TARAKAN — Bank Indonesia Perwakilan Provinsi Kalimantan Utara bersama Pemerintah Kota Tarakan resmi membuka rangkaian kegiatan Semarak Rupiah Ramadan dan Berkah Idulfitri 1447 Hijriah (SERAMBI) 2026.
Kegiatan ini menjadi penanda dimulainya layanan penukaran uang Rupiah selama Ramadan dan Idulfitri di wilayah Kalimantan Utara.
Peresmian dilakukan oleh Kepala Perwakilan Bank Indonesia Provinsi Kalimantan Utara, Hasiando G. Manik, bersama Wali Kota Tarakan, Khairul, di Tarakan, Rabu (18/2/2026).
Secara nasional, program SERAMBI 2026 sebelumnya telah diluncurkan oleh Deputi Gubernur Bank Indonesia, Ricky P. Gozali, di Jakarta pada 13 Februari 2026.
Dalam sambutannya, Khairul menyampaikan apresiasi kepada Bank Indonesia dan seluruh perbankan yang turut menjaga stabilitas sistem pembayaran, baik tunai maupun nontunai, di daerah. Ia menuturkan, momentum Ramadan dan Idulfitri selalu diiringi peningkatan aktivitas ekonomi masyarakat.

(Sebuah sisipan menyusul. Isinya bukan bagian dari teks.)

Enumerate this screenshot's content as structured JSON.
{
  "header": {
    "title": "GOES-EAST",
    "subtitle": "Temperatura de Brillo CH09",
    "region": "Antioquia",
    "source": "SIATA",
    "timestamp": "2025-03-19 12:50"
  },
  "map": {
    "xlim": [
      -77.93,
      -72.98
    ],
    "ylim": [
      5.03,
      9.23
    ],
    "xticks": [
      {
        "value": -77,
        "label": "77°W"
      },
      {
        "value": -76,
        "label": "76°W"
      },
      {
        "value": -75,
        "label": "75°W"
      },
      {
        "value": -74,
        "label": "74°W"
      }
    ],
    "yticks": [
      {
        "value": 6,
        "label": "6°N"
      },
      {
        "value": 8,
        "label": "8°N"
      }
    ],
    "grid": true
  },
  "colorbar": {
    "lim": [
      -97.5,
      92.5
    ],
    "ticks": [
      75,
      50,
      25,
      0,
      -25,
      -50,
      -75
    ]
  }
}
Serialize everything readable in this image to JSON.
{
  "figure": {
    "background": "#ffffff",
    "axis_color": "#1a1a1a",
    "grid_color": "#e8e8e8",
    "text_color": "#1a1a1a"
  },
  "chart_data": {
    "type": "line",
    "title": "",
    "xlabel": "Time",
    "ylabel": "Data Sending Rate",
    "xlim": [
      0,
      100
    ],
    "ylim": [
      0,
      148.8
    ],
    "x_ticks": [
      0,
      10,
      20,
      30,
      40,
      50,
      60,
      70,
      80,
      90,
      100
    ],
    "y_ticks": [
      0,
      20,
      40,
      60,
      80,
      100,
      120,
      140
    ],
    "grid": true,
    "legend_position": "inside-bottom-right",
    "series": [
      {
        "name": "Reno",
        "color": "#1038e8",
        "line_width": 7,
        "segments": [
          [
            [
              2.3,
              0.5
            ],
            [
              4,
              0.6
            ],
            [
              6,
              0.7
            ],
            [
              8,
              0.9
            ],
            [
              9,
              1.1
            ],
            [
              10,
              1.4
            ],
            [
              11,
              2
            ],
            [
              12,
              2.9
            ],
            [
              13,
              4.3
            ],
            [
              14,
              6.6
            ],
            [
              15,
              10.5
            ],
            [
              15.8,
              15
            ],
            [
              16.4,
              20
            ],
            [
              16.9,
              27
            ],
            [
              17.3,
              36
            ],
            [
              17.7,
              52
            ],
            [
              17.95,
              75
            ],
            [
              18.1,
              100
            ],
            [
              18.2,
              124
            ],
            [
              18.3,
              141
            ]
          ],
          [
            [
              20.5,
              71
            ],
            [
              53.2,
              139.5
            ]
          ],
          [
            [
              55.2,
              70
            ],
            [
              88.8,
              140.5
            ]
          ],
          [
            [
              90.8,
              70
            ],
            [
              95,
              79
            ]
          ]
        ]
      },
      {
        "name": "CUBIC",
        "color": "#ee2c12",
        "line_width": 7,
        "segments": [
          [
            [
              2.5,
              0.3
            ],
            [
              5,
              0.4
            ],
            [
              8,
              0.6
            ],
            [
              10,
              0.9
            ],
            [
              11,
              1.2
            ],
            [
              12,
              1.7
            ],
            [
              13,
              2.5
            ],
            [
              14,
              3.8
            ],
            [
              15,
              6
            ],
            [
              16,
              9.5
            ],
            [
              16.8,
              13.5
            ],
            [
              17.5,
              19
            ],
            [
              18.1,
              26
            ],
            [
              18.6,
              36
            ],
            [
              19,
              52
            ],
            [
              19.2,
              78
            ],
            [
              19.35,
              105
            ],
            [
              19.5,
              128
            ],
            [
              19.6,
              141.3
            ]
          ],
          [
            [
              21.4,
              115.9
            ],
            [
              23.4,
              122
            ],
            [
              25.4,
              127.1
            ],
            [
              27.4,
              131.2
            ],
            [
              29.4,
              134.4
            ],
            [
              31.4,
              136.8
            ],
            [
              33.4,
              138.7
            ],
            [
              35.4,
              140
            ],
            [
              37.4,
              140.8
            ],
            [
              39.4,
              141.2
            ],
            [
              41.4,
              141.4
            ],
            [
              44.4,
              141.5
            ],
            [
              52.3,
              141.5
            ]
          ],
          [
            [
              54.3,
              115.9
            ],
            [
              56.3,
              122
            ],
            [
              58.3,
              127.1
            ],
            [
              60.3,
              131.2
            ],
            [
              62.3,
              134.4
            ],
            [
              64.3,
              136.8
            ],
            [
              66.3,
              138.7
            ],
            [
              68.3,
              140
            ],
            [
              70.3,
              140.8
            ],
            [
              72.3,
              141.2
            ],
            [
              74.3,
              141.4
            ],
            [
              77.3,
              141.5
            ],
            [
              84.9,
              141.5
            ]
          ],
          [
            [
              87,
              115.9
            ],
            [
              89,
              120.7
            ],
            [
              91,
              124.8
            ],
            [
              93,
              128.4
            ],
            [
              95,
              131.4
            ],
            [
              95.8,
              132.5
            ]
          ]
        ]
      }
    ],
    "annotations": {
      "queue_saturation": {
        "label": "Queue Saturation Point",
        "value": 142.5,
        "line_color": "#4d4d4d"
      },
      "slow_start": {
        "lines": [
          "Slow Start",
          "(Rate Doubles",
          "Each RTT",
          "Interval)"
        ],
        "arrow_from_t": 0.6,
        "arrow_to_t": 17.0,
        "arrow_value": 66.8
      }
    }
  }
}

“Tradisi berbagi, penyaluran tunjangan hari raya, serta meningkatnya kebutuhan transaksi memerlukan dukungan ketersediaan uang Rupiah yang memadai dan layak edar,” ujar Khairul.
Hasiando G. Manik mengatakan, SERAMBI 2026 mengusung tema “Rupiah Memberi Makna di Bulan Penuh Berkah”. Tema tersebut menegaskan peran Rupiah dalam mendukung berbagai aktivitas masyarakat selama Ramadan, mulai dari kegiatan ibadah hingga tradisi berbagi.
“Rupiah yang cukup dan layanan yang optimal diharapkan dapat memberikan nilai tambah serta memperluas keberkahan Ramadan bagi masyarakat,” katanya.
Dalam rangkaian program tersebut, Bank Indonesia menyiapkan kebutuhan uang layak edar (ULE) sebesar Rp 701 miliar di Kalimantan Utara. Nilai itu meningkat 22 persen dibandingkan realisasi tahun 2025. Adapun jumlah paket penukaran yang disiapkan mencapai 5,3 juta lembar, naik dari 4,3 juta pada tahun sebelumnya.
Layanan penukaran uang berlangsung pada 18 Februari hingga 13 Maret 2026 di 36 titik penukaran resmi yang tersebar di Kalimantan Utara. Untuk meningkatkan kenyamanan dan pemerataan layanan, masyarakat diminta melakukan pemesanan terlebih dahulu melalui situs PINTAR (Penukaran dan Tarik Uang Rupiah).
Hasiando juga mengingatkan masyarakat agar selalu mengenali keaslian uang Rupiah melalui metode 3D, yakni dilihat, diraba, dan diterawang. Selain itu, masyarakat diimbau merawat Rupiah dengan prinsip 5J: jangan dilipat, jangan dicoret, jangan diremas, jangan distapler, dan jangan dibasahi.
Pemerintah Kota Tarakan, lanjut Khairul, mendukung penuh pelaksanaan SERAMBI 2026. Ia berharap momentum Ramadan dan Idulfitri dapat mendorong pertumbuhan ekonomi daerah, khususnya bagi pelaku UMKM, sektor perdagangan, dan jasa.
“Dengan ketersediaan uang tunai yang memadai dan sistem pembayaran yang lancar, aktivitas ekonomi masyarakat diharapkan dapat berlangsung optimal dan berdampak positif bagi kesejahteraan bersama,” ujar Khairul.